Eric Clapton's sports car to go on sale


Eric Clapton's former sports car is set to go on sale next month.

The 73-year-old singer's Mirabeau Blue right-hand drive 2004 Ferrari 612 Scaglietti F1 is expected to fetch between £55,000 and £75,000 when it goes on sale through H&H Classics at the Imperial War Museum, Duxford, on October 17.

The plush vehicle took seven weeks to build in 2004 and is fitted with red brake callipers, rear parking sensors, heated front seats, Scuderia enamel wing shields, passenger airbag off system, leather headlining and dedication plate in silver.

Despite being 14 years old and having three owners, including Clapton, it's only clocked up 29,700 miles and is said to be a "delight" to drive.

Mark Hawkins - who worked at Maranello Sales and who is a friend of Clapton's - called the 'Tears in Heaven' hitmaker to ask him what he thought of the motor, to which he said he found it a large car to drive around Surrey but he thoroughly enjoyed using it to drive through France to his house in the South.

Damian Jones, Head of Sales at H&H Classics,said: "This is a car with all the fiery temperament and driving pleasure of a thoroughbred Ferrari, combining thrilling performance, agility and safety.

"But it also goes a step further, offering rear passengers two comfortable, roomy seats.
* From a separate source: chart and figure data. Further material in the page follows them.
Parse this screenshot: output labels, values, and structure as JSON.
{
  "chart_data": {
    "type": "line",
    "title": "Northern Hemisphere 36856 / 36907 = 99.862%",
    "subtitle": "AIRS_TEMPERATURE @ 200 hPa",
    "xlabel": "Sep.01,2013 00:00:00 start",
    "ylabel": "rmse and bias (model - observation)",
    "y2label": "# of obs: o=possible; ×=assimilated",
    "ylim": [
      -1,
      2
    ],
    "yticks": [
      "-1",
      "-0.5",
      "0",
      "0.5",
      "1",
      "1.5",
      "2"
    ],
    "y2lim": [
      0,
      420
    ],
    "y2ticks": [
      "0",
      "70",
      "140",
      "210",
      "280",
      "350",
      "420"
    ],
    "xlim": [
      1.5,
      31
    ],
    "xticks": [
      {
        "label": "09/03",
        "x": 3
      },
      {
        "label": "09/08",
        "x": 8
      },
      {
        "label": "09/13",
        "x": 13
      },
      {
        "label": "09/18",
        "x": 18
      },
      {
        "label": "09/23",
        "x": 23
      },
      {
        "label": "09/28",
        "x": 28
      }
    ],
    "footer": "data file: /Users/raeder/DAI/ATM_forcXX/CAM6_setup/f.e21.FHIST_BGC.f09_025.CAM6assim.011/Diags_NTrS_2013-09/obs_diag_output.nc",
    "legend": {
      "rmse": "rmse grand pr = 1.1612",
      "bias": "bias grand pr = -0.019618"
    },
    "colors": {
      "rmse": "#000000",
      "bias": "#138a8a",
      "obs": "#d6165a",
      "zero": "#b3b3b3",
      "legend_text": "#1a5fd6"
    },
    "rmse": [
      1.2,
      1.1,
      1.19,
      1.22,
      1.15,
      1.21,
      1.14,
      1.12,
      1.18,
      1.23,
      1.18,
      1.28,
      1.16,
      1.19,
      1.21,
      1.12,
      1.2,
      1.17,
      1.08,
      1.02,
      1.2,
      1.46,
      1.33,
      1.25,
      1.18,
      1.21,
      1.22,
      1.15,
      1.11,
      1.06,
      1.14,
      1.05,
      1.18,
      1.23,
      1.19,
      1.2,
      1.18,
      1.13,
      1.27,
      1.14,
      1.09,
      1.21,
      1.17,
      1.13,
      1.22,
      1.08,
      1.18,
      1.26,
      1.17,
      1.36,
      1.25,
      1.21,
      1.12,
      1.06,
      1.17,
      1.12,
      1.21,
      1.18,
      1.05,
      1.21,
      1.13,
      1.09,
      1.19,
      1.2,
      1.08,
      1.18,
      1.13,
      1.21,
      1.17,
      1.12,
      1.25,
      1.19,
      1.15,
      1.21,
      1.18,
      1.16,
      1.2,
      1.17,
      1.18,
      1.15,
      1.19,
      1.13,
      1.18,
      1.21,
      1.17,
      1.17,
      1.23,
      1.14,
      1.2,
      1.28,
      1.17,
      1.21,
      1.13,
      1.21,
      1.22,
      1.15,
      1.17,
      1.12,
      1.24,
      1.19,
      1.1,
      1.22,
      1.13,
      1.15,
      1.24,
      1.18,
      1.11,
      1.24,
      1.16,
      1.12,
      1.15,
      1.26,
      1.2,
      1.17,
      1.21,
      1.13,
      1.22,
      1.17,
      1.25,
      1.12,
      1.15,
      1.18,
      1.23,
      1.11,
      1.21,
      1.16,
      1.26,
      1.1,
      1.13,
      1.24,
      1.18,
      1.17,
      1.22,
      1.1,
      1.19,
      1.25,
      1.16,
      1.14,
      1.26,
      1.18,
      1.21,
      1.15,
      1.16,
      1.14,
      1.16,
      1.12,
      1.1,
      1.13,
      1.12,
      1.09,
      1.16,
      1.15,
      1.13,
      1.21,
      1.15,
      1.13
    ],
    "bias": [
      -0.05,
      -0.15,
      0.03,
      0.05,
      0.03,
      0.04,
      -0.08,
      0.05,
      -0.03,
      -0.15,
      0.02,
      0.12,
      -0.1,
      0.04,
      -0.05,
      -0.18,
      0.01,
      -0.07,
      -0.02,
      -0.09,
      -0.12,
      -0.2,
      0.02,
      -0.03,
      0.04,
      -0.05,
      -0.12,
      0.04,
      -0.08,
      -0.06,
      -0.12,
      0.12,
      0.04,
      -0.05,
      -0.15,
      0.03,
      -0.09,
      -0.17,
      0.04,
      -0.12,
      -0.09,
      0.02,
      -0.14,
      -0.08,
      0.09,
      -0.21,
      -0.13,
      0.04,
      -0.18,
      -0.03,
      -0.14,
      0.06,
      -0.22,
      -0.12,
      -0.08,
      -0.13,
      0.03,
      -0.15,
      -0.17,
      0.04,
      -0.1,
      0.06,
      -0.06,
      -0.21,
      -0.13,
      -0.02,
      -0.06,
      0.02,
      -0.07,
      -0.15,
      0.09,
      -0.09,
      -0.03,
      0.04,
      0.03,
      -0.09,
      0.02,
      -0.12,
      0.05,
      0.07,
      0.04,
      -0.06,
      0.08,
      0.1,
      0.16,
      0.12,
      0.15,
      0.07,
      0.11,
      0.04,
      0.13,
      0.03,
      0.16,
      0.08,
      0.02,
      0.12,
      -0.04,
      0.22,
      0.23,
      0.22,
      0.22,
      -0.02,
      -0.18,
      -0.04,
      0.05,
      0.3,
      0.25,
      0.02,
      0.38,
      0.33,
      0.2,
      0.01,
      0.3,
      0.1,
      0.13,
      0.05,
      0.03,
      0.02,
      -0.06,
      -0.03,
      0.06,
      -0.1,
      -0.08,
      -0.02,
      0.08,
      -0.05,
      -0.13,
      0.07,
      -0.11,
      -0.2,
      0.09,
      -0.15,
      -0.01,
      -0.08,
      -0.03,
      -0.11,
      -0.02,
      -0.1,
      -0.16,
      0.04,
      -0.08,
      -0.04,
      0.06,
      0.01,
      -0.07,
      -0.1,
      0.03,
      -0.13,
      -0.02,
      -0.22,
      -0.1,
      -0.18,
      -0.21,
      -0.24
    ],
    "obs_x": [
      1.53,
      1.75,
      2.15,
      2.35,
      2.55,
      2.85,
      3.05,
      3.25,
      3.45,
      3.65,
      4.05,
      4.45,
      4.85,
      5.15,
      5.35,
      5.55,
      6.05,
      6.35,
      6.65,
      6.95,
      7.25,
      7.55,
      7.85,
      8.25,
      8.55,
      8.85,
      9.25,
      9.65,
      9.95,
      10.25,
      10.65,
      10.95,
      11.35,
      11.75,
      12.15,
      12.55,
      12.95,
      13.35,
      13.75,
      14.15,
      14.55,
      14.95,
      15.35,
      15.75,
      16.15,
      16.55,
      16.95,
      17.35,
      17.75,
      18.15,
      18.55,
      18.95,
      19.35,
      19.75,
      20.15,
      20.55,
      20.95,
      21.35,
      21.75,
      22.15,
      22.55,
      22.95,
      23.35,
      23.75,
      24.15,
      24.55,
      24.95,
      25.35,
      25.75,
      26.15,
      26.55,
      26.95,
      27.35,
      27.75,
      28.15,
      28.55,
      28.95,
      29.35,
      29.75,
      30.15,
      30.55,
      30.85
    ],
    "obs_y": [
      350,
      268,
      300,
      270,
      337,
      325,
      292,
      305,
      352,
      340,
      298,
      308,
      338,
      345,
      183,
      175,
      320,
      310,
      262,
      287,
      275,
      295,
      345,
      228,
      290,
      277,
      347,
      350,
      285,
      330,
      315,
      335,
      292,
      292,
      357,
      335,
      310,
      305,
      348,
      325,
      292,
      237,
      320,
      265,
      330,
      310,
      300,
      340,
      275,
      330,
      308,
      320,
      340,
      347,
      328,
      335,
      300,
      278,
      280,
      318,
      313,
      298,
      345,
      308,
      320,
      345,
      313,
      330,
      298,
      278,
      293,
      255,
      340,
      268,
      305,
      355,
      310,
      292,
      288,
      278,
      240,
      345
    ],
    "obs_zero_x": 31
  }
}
The 612 Scaglietti was designed to combine the roominess of a grand tourer with the blistering performance of a sports Berlinetta.

"In terms of aerodynamics, this meant ensuring maximum performance despite the larger dimensions overall."

Meanwhile, despite his highly successful music career and collecting cars in his spare time, Clapton recently admitted he would've been a bricklayer if he hadn't fallen into showbiz because he would've followed in his grandfather's footsteps.

He said recently: "[He would've been a] Bricklayer or plasterer. For a little while I worked for my grandfather. And he was very strict and very noble.

"He never took a raise. He worked for the same amount of money all his life.

"And he was a master craftsman. And that was very important for me to observe.

"That I could take that ethic anywhere.

"He worked me very hard. So, I always thought, Well, if music doesn't work ... 'Cause I had the time of my life on that building site."